Rapid and automated quantification of TDP‐43 and FUS mislocalisation for screening of frontotemporal dementia and amyotrophic lateral sclerosis gene variants

Background Identified genetic mutations account for ∼50% of familial frontotemporal dementia (FTD) and ∼70% of familial amyotrophic lateral sclerosis (ALS) cases, however, for the remainder of patients the origin of the disease is uncertain. Post‐mortem, affected neurons from 97% of ALS and ∼50% of FTD patients show cytoplasmic mislocalisation of the typically nuclear proteins, TDP‐43 and/or FUS. We exploited this predominant neuropathological feature to develop a high‐throughput, automated method for the quantification of cytoplasmic TDP‐43 and FUS in human cell lines. Method Utilising fluorescently tagged cDNA constructs to identify cells of interest, fluorescence intensity of TDP‐43 or FUS in the nucleus and cytoplasm of HEK293 and SH‐SY5Y cells was measured from confocal microscope images using the freely available analysis software, CellProfiler.

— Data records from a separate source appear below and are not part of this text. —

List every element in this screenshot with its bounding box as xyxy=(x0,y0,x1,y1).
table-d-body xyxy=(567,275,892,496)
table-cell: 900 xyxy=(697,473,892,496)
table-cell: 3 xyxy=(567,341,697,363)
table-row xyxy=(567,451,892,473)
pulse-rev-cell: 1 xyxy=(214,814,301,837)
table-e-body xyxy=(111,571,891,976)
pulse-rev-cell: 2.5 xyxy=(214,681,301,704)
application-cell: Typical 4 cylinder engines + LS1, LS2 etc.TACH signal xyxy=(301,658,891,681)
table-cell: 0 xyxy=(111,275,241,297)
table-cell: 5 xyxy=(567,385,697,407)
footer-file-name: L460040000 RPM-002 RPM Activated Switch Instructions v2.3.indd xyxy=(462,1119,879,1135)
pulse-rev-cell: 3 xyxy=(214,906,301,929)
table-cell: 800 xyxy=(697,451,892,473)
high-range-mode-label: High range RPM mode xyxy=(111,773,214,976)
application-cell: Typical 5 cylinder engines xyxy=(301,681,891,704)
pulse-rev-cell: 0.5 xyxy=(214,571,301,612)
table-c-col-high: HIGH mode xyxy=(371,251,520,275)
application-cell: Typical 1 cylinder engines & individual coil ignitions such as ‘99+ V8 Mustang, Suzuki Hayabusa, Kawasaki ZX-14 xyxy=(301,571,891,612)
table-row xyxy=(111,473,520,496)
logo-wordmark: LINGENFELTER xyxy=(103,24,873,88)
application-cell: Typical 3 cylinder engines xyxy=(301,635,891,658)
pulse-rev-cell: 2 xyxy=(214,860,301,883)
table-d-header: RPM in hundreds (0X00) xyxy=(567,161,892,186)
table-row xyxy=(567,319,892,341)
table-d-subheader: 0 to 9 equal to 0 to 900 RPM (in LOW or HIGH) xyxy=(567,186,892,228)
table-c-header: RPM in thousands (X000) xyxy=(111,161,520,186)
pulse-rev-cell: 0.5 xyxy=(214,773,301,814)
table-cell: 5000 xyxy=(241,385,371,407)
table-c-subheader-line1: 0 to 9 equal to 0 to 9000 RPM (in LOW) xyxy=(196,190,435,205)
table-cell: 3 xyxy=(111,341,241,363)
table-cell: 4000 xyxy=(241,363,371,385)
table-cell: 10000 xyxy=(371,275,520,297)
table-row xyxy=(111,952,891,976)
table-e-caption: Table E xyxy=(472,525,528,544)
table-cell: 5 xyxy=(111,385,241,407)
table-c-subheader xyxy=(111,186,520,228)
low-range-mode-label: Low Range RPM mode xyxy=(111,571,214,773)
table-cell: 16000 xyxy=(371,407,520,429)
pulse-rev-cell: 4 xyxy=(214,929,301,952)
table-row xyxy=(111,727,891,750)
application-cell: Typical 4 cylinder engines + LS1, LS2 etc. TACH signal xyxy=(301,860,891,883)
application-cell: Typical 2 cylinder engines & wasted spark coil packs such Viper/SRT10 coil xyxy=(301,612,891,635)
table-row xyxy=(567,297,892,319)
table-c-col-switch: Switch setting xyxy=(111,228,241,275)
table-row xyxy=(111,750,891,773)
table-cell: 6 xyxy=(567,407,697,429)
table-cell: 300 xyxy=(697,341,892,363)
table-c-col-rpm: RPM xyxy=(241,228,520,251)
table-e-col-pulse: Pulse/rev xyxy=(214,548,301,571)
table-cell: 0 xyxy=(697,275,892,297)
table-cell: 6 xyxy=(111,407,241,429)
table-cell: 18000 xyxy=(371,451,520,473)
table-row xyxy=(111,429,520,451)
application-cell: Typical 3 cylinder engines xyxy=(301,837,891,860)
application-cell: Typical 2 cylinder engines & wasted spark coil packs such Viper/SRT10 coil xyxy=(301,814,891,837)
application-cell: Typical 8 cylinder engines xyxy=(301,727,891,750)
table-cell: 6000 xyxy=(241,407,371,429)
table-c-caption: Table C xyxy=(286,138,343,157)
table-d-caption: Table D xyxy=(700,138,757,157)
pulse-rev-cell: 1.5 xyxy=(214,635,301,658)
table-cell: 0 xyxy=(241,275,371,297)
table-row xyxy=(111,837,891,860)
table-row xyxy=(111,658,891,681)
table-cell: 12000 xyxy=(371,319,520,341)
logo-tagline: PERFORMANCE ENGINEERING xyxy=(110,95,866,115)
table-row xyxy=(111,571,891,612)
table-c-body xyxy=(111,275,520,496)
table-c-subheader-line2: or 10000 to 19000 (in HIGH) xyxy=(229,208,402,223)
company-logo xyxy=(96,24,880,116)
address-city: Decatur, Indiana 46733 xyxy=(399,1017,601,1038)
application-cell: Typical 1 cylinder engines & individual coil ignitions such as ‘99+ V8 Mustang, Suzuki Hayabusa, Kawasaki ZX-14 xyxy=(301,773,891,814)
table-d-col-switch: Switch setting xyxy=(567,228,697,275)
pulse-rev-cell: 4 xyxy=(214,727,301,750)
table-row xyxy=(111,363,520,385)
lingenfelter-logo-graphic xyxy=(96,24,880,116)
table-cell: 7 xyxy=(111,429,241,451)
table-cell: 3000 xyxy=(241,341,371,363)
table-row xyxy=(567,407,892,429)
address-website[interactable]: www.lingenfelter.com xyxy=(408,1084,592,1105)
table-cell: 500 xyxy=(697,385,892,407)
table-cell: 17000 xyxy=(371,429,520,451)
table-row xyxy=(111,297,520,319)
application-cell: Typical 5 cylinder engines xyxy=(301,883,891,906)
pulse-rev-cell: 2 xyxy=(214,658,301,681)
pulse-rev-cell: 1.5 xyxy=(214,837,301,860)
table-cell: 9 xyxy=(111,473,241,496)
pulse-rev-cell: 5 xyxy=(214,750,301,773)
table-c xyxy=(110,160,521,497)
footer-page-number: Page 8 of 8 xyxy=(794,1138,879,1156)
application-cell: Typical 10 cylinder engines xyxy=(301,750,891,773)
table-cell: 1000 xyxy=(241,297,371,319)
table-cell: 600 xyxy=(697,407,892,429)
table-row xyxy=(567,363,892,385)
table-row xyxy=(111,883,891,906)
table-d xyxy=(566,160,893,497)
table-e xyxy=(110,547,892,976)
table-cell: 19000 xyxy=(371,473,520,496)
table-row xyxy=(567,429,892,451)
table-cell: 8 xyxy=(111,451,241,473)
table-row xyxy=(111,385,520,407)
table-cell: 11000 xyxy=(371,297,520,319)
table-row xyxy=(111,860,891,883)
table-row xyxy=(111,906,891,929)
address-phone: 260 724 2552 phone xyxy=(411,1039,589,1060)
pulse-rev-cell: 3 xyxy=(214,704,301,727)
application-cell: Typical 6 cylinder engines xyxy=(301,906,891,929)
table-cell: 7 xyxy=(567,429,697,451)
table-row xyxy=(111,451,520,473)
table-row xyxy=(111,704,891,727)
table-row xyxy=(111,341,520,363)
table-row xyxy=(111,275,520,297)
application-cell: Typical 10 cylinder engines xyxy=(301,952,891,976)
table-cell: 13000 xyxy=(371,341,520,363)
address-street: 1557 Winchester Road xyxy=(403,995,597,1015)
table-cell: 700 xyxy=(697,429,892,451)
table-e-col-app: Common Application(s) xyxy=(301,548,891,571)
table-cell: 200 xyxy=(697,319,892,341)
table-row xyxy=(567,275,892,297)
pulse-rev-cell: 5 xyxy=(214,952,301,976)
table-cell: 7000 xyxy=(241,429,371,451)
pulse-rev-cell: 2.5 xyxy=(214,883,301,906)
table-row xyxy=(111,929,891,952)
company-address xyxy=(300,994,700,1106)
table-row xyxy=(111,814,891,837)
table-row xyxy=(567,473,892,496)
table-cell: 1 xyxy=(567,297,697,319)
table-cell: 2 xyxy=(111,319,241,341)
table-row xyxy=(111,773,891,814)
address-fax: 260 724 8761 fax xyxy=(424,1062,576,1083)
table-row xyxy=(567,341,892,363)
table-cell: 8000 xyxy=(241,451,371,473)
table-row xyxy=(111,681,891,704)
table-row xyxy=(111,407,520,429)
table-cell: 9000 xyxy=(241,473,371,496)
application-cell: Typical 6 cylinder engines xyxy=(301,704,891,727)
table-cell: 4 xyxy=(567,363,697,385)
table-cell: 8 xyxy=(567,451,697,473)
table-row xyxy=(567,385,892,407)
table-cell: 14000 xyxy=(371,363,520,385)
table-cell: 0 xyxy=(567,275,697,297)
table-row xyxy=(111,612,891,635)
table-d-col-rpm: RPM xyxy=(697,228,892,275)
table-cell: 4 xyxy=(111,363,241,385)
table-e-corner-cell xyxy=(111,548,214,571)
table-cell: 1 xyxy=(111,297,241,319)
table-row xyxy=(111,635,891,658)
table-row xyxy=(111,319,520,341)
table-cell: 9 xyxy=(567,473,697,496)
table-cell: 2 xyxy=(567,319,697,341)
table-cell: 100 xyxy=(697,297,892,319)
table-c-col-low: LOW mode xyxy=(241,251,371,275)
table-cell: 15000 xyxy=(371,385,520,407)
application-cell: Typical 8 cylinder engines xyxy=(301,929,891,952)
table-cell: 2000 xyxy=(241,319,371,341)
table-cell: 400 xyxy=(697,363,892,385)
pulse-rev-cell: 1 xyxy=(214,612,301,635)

The assay was validated using known ALS‐causative mutations in the genes encoding TDP‐43 (TARDBP) and FUS, and pharmacological interventions known to cause TDP‐43 and FUS mislocalisation. The ability of the assay to detect effects of a secondary gene on endogenous TDP‐43 was tested using CYLD wild‐type and mutant constructs. Results Expression of known TARDBP and FUS mutations showed significantly higher cytoplasmic to nuclear ratios when compared to wild‐type protein. Treatment with apoptosis inducers MG132 and staurosporine induced a similar effect. Lastly, we recapitulated the effect of the CYLD FTD‐ALS mutation p.M719V on TDP‐43 mislocalisation, as observed previously by manual counting of primary mouse neurons [Dobson‐Stone et al 2020, Brain 143:783‐799]. Conclusion The current study validates our methodology as a novel in vitro technique for the quantification of TDP‐43 or FUS mislocalisation that can be used to rapidly and systematically assess the pathogenicity of predicted FTD/ALS gene variants. This methodology can be employed to aid genetic diagnosis of patients carrying novel variants in known FTD/ALS genes, and in the prioritisation of novel candidate genes for further functional analysis.